Giamberardino reforça que a vacinação é uma estratégia coletiva e é importante a participação de toda a sociedade na campanha.

"O que mais vemos hoje no hospital são casos de crianças internadas com covid-19 cujos pais decidiram não se vacinar", relata.

"Tomar a vacina não é uma decisão pessoal, mas, sim, de entender que fazemos parte de uma sociedade e, juntos, precisamos nos proteger", complementa.

A Anvisa também afirmou que continuará atenta e fará a vigilância sobre possíveis eventos adversos quando a vacinação do público infantil começar no país.

"A nossa autorização se baseia nos dados que temos disponíveis até o momento e faremos todo o monitoramento pós-aprovação", esclareceu Gomes.

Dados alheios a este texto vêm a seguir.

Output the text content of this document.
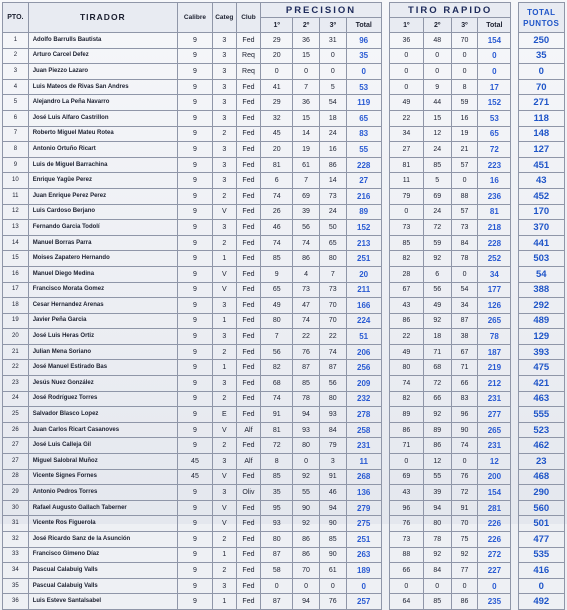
PTO.	TIRADOR	Calibre	Categ	Club	PRECISION					TIRO RAPIDO					TOTAL PUNTOS
					1º	2º	3º	Total		1º	2º	3º	Total		
1	Adolfo Barrulls Bautista	9	3	Fed	29	36	31	96		36	48	70	154		250
2	Arturo Carcel Defez	9	3	Req	20	15	0	35		0	0	0	0		35
3	Juan Piezzo Lazaro	9	3	Req	0	0	0	0		0	0	0	0		0
4	Luis Mateos de Rivas San Andres	9	3	Fed	41	7	5	53		0	9	8	17		70
5	Alejandro La Peña Navarro	9	3	Fed	29	36	54	119		49	44	59	152		271
6	José Luis Alfaro Castrillon	9	3	Fed	32	15	18	65		22	15	16	53		118
7	Roberto Miguel Mateu Rotea	9	2	Fed	45	14	24	83		34	12	19	65		148
8	Antonio Ortuño Ricart	9	3	Fed	20	19	16	55		27	24	21	72		127
9	Luis de Miguel Barrachina	9	3	Fed	81	61	86	228		81	85	57	223		451
10	Enrique Yagüe Perez	9	3	Fed	6	7	14	27		11	5	0	16		43
11	Juan Enrique Perez Perez	9	2	Fed	74	69	73	216		79	69	88	236		452
12	Luis Cardoso Berjano	9	V	Fed	26	39	24	89		0	24	57	81		170
13	Fernando Garcia Todolí	9	3	Fed	46	56	50	152		73	72	73	218		370
14	Manuel Borras Parra	9	2	Fed	74	74	65	213		85	59	84	228		441
15	Moises Zapatero Hernando	9	1	Fed	85	86	80	251		82	92	78	252		503
16	Manuel Diego Medina	9	V	Fed	9	4	7	20		28	6	0	34		54
17	Francisco Morata Gomez	9	V	Fed	65	73	73	211		67	56	54	177		388
18	Cesar Hernandez Arenas	9	3	Fed	49	47	70	166		43	49	34	126		292
19	Javier Peña Garcia	9	1	Fed	80	74	70	224		86	92	87	265		489
20	José Luis Heras Ortiz	9	3	Fed	7	22	22	51		22	18	38	78		129
21	Julian Mena Soriano	9	2	Fed	56	76	74	206		49	71	67	187		393
22	José Manuel Estirado Bas	9	1	Fed	82	87	87	256		80	68	71	219		475
23	Jesús Nuez González	9	3	Fed	68	85	56	209		74	72	66	212		421
24	José Rodríguez Torres	9	2	Fed	74	78	80	232		82	66	83	231		463
25	Salvador Blasco Lopez	9	E	Fed	91	94	93	278		89	92	96	277		555
26	Juan Carlos Ricart Casanoves	9	V	Alf	81	93	84	258		86	89	90	265		523
27	José Luis Calleja Gil	9	2	Fed	72	80	79	231		71	86	74	231		462
27	Miguel Salobral Muñoz	45	3	Alf	8	0	3	11		0	12	0	12		23
28	Vicente Signes Fornes	45	V	Fed	85	92	91	268		69	55	76	200		468
29	Antonio Pedros Torres	9	3	Oliv	35	55	46	136		43	39	72	154		290
30	Rafael Augusto Gallach Taberner	9	V	Fed	95	90	94	279		96	94	91	281		560
31	Vicente Ros Figuerola	9	V	Fed	93	92	90	275		76	80	70	226		501
32	José Ricardo Sanz de la Asunción	9	2	Fed	80	86	85	251		73	78	75	226		477
33	Francisco Gimeno Díaz	9	1	Fed	87	86	90	263		88	92	92	272		535
34	Pascual Calabuig Valls	9	2	Fed	58	70	61	189		66	84	77	227		416
35	Pascual Calabuig Valls	9	3	Fed	0	0	0	0		0	0	0	0		0
36	Luis Esteve Santalsabel	9	1	Fed	87	94	76	257		64	85	86	235		492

"Sabemos que os benefícios superam os riscos e temos os canais de notificação adequados para os casos de eventos adversos", complementa a representante da agência.

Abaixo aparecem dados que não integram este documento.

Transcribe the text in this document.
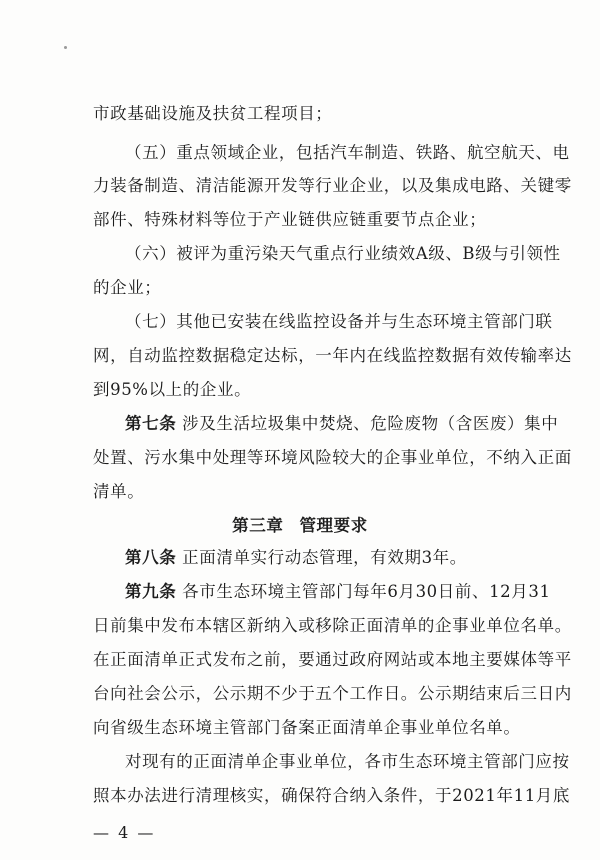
市政基础设施及扶贫工程项目；
（五）重点领域企业，包括汽车制造、铁路、航空航天、电
力装备制造、清洁能源开发等行业企业，以及集成电路、关键零
部件、特殊材料等位于产业链供应链重要节点企业；
（六）被评为重污染天气重点行业绩效A级、B级与引领性
的企业；
（七）其他已安装在线监控设备并与生态环境主管部门联
网，自动监控数据稳定达标，一年内在线监控数据有效传输率达
到95%以上的企业。
第七条 涉及生活垃圾集中焚烧、危险废物（含医废）集中
处置、污水集中处理等环境风险较大的企事业单位，不纳入正面
清单。
第三章 管理要求
第八条 正面清单实行动态管理，有效期3年。
第九条 各市生态环境主管部门每年6月30日前、12月31
日前集中发布本辖区新纳入或移除正面清单的企事业单位名单。
在正面清单正式发布之前，要通过政府网站或本地主要媒体等平
台向社会公示，公示期不少于五个工作日。公示期结束后三日内
向省级生态环境主管部门备案正面清单企事业单位名单。
对现有的正面清单企事业单位，各市生态环境主管部门应按
照本办法进行清理核实，确保符合纳入条件，于2021年11月底
— 4 —
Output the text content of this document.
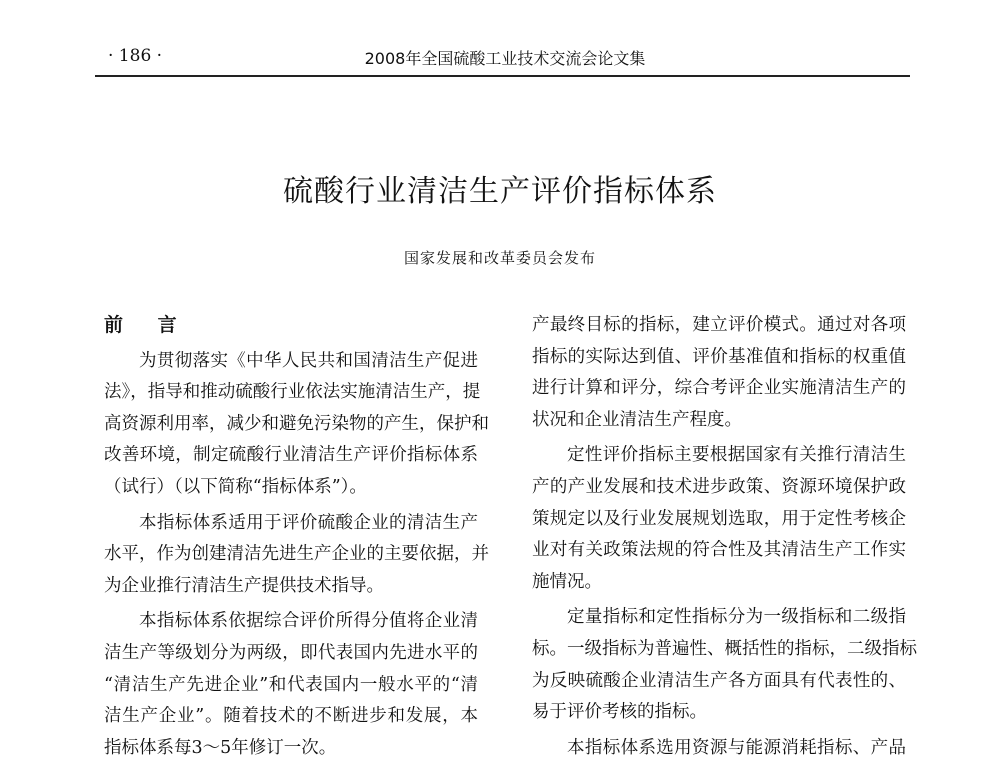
· 186 ·	2008年全国硫酸工业技术交流会论文集
硫酸行业清洁生产评价指标体系
国家发展和改革委员会发布
前 言
为贯彻落实《中华人民共和国清洁生产促进
法》，指导和推动硫酸行业依法实施清洁生产，提
高资源利用率，减少和避免污染物的产生，保护和
改善环境，制定硫酸行业清洁生产评价指标体系
（试行）（以下简称“指标体系”）。
本指标体系适用于评价硫酸企业的清洁生产
水平，作为创建清洁先进生产企业的主要依据，并
为企业推行清洁生产提供技术指导。
本指标体系依据综合评价所得分值将企业清
洁生产等级划分为两级，即代表国内先进水平的
“清洁生产先进企业”和代表国内一般水平的“清
洁生产企业”。随着技术的不断进步和发展，本
指标体系每3～5年修订一次。
产最终目标的指标，建立评价模式。通过对各项
指标的实际达到值、评价基准值和指标的权重值
进行计算和评分，综合考评企业实施清洁生产的
状况和企业清洁生产程度。
定性评价指标主要根据国家有关推行清洁生
产的产业发展和技术进步政策、资源环境保护政
策规定以及行业发展规划选取，用于定性考核企
业对有关政策法规的符合性及其清洁生产工作实
施情况。
定量指标和定性指标分为一级指标和二级指
标。一级指标为普遍性、概括性的指标，二级指标
为反映硫酸企业清洁生产各方面具有代表性的、
易于评价考核的指标。
本指标体系选用资源与能源消耗指标、产品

Quando vai começar a vacinação das crianças?

A aprovação da Anvisa é o primeiro passo para que a vacina seja usada em crianças brasileiras.

Porém, para a campanha de imunização começar pra valer nesta faixa etária, é preciso que o Ministério da Saúde compre as doses e faça o planejamento de aplicação pelos próximos meses.

Até o fechamento desta reportagem, o Governo Federal não havia se pronunciado sobre a decisão da Anvisa ou as perspectivas do calendário de vacinação contra a covid-19 para quem tem entre 5 e 11 anos.

"Incluir as crianças no Plano Nacional de Imunização contra a Covid-19 é uma pauta do comitê técnico que assessora o Ministério da Saúde nessas questões há bastante tempo", diz Ballalai, que faz parte desse grupo de orientação sobre as políticas públicas de vacinação.

"Há toda uma questão de negociação entre o governo e a farmacêutica que não nos envolve, mas tudo indica que essa faixa etária será contemplada na campanha, possivelmente a partir do começo de 2022", projeta a médica.

Em comunicados enviados à imprensa, a Pfizer disse que pode fazer ajustes no terceiro contrato assinado com o governo brasileiro no dia 29 de novembro, que prevê a entrega de 100 milhões de doses da sua vacina para 2022.

Segundo a farmacêutica, há a "possibilidade de [entregar] versões modificadas do imunizante para variantes, que poderão ser eventualmente desenvolvidas caso necessário, e versões para diferentes faixas etárias, conforme solicitação por parte do Ministério da Saúde".

Além da vacina da Pfizer, a Anvisa também recebeu na quarta-feira (15/12) um pedido de liberação do uso da CoronaVac (Instituto Butantan/Sinovac) para indivíduos de 3 a 17 anos.

A agência deve dar uma resposta a essa outra solicitação nos próximos 30 dias.